Je reprends une suggestion de Juripop qui avait
beaucoup piqué ma curiosité pendant les auditions et que je juge suffisamment,
je dirais, audacieuse et réfléchie pour la soumettre ici aujourd'hui. Puis je
vous lis deux ou trois paragraphes de leur mémoire pour bien résumer leur
pensée : «En effet, en raison de l'immunité prévue par la LATMP, la
personne victime de harcèlement au travail ne peut intenter une action en responsabilité
civile contre l'employeur ou le collègue
responsable du harcèlement lorsque les faits à l'origine du recours constituent
un accident de travail entraînant une lésion professionnelle. Cette
règle est applicable même lorsque la personne victime n'est pas indemnisée par la LATMP, que ce soit parce qu'elle
ne fait pas de réclamation ou parce que cette dernière a été rejetée.
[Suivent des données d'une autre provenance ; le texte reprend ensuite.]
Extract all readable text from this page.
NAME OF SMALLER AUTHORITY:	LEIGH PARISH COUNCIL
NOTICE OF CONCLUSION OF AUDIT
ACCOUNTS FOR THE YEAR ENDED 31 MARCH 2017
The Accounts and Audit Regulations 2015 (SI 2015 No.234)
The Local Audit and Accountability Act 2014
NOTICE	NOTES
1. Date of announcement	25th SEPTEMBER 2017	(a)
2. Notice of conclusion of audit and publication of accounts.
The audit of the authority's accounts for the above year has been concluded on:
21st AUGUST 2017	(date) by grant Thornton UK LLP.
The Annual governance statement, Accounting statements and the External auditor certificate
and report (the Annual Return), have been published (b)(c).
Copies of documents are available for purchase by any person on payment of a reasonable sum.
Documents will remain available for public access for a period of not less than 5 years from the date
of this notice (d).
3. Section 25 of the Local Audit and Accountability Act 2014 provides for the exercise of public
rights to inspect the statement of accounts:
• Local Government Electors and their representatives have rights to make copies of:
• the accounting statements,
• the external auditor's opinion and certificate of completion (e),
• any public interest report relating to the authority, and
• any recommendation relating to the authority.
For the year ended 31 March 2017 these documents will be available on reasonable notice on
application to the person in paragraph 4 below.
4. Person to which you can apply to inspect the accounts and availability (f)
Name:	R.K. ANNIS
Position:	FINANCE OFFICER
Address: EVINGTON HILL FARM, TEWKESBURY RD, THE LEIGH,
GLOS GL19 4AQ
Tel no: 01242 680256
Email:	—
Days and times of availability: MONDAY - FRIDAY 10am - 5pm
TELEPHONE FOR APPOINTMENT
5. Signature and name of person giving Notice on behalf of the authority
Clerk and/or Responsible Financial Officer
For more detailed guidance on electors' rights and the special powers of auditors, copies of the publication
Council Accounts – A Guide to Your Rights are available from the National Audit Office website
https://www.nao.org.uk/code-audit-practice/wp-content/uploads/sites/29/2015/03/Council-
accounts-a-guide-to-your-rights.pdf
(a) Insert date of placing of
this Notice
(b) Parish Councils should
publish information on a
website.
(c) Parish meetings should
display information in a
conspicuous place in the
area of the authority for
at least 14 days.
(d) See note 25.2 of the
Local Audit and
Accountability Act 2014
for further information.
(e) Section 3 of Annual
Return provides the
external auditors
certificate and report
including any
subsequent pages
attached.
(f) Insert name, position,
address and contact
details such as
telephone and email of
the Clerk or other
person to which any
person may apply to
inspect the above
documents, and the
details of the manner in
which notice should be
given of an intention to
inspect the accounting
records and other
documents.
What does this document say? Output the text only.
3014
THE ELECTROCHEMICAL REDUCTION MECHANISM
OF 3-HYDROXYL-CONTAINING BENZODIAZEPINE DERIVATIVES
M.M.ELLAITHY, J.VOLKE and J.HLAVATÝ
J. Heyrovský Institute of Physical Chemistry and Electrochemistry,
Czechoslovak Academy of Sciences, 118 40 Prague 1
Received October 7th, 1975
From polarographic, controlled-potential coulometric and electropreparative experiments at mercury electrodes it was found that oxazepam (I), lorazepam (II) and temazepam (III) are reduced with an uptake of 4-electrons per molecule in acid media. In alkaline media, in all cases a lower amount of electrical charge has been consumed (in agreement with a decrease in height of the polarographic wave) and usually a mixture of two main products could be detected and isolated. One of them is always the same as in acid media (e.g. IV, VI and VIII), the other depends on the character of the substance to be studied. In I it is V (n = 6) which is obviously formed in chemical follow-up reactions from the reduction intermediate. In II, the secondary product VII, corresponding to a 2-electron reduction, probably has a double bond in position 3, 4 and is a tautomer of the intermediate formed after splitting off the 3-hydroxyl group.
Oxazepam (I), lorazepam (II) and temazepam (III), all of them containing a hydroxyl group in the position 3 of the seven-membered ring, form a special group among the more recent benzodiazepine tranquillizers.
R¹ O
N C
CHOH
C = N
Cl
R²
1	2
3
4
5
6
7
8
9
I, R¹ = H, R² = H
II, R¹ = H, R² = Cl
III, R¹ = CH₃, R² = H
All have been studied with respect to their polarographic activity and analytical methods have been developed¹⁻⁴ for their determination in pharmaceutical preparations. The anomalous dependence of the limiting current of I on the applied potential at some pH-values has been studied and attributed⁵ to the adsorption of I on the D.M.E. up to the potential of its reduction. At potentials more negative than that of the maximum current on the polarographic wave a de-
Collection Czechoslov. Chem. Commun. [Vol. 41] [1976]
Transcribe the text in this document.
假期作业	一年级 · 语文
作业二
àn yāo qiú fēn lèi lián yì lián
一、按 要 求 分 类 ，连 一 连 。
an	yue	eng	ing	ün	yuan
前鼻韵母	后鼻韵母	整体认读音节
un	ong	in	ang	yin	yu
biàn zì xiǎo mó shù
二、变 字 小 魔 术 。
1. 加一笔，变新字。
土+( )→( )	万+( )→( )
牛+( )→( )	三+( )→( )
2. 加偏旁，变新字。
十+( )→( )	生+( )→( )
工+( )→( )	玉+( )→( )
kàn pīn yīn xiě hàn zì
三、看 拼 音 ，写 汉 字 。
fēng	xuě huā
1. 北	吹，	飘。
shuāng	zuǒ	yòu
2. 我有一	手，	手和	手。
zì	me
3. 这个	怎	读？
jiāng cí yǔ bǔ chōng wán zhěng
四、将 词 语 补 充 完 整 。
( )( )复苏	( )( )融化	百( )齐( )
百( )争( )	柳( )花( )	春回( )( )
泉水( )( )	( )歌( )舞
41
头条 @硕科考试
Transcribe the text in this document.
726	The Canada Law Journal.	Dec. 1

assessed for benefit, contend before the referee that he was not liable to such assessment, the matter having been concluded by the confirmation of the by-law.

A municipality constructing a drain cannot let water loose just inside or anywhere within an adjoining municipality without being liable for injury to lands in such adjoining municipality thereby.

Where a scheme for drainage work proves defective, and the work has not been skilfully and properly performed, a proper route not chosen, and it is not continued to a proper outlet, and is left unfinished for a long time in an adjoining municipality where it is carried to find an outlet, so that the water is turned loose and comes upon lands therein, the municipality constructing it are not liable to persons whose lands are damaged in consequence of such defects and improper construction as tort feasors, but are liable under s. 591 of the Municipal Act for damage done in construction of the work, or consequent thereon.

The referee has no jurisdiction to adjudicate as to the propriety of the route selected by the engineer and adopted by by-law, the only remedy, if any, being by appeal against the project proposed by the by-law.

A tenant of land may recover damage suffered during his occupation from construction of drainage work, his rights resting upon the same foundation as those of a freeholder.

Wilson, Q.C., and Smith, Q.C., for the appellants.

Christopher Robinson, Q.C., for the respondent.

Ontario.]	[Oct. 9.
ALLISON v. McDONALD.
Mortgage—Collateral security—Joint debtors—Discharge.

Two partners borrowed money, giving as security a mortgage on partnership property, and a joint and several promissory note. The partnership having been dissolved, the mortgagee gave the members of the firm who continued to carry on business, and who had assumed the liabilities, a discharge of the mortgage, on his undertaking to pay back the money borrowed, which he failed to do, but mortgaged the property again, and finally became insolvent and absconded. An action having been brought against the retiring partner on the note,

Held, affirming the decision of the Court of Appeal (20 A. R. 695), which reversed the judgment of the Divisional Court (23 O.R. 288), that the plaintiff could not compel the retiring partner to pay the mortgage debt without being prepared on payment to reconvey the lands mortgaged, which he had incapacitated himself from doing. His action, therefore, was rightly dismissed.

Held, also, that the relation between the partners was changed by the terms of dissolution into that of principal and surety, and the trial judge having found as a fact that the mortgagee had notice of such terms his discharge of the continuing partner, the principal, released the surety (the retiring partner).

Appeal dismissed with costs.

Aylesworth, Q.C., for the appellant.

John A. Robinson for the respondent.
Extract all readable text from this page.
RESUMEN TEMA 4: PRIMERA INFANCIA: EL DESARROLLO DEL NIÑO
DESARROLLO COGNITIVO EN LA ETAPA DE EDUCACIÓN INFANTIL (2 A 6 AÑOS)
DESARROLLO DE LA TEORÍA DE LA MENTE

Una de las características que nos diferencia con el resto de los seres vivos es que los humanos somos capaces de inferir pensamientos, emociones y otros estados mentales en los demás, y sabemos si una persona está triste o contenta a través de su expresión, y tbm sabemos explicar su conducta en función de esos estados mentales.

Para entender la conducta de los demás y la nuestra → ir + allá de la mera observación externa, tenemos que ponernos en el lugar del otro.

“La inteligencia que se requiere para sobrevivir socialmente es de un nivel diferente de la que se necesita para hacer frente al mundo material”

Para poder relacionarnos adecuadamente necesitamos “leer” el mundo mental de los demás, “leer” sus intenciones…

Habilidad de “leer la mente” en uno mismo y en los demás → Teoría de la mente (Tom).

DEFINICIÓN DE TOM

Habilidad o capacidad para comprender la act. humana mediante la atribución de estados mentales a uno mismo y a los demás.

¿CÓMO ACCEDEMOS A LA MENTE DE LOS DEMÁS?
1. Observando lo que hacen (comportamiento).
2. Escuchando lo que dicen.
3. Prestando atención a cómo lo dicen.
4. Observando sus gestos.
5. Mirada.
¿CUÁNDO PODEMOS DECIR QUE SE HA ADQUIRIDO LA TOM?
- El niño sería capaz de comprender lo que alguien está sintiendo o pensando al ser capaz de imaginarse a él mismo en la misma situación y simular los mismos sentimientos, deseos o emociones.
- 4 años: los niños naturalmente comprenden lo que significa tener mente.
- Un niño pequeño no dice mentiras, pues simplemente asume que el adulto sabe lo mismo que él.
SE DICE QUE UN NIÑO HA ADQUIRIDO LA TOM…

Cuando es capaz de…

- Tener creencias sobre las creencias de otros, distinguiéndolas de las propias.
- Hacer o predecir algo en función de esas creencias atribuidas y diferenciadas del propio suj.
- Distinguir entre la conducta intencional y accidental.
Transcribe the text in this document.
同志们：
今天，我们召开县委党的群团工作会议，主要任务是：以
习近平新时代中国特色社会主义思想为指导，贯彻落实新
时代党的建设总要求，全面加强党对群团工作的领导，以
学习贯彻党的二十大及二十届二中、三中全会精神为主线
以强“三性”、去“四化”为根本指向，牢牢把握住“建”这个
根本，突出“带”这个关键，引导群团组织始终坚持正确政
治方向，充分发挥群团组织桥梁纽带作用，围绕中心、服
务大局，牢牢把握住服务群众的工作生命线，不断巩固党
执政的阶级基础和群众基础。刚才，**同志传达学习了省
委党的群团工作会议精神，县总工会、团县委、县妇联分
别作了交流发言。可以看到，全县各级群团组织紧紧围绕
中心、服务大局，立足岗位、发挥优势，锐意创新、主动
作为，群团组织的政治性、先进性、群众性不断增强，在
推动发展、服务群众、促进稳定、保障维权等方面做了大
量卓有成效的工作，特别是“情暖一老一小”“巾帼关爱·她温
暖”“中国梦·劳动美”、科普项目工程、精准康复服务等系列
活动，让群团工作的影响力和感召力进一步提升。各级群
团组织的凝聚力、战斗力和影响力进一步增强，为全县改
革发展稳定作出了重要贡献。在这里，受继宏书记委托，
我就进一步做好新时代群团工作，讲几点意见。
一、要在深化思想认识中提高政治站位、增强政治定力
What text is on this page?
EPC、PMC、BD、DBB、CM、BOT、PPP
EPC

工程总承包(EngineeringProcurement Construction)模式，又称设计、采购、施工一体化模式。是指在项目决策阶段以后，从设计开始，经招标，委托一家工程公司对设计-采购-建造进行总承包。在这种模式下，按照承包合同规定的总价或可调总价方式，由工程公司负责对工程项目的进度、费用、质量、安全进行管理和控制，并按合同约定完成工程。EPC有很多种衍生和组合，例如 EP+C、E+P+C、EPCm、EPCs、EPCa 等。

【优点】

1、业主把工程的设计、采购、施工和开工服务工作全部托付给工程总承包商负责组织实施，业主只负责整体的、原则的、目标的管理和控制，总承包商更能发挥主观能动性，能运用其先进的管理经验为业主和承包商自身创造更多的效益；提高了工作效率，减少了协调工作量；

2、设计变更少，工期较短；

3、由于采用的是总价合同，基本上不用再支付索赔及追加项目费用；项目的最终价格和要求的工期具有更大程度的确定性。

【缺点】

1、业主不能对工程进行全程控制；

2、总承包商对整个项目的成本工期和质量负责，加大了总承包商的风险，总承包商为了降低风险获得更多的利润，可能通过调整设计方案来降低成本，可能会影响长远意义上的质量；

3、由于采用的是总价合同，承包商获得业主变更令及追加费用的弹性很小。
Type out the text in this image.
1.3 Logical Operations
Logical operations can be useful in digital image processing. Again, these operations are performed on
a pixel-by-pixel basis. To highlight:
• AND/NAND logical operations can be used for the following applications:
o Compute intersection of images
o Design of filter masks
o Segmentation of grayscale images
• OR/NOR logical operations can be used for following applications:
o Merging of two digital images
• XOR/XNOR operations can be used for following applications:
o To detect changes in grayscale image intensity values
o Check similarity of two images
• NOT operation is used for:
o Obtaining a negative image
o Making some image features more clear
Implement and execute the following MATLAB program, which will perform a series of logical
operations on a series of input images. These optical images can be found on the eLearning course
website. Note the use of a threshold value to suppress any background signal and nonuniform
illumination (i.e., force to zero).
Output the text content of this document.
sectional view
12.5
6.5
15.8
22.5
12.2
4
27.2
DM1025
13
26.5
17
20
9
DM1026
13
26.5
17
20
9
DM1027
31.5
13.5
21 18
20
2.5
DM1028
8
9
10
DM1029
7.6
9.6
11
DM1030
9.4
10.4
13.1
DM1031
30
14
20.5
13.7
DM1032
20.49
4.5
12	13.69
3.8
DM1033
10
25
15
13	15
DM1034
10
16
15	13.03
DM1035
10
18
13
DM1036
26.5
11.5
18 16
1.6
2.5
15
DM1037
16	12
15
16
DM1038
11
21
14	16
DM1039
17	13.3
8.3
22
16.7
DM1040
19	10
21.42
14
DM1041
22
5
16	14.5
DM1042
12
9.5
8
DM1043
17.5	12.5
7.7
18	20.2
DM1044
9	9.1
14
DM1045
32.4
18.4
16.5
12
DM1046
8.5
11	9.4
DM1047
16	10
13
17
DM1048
«Reconnaissant que cette immunité a été conçue
comme un accord social ayant permis la mise en place d'un régime public d'indemnisation, Juripop souligne
les difficultés rencontrées par les personnes victimes de harcèlement au
travail, notamment face à la prescription limitative de deux ans et au montant,
souvent moins élevé, octroyé en compensation d'une lésion professionnelle par
rapport à une action en responsabilité civile.
«Afin de
préserver les fondements de cet accord social mais d'en limiter les
inconvénients considérables pour les personnes
victimes d'agression sexuelle au travail, Juripop recommande une modification
spécifique de la portée de cette immunité. Juripop propose que cette
immunité soit réservée à l'employeur, permettant ainsi aux personnes victimes d'intenter une action en responsabilité civile
contre le travailleur auteur des faits, qu'il soit un collègue, un
gestionnaire ou le dirigeant de l'entreprise.»
C'est une idée que...
La
Présidente (Mme D'Amours) : Il est maintenant 19 h 15. Donc, je vous
remercie pour votre collaboration, chers collègues.
Compte tenu de l'heure, la commission ajourne
ses travaux sine die. Merci, tout le monde.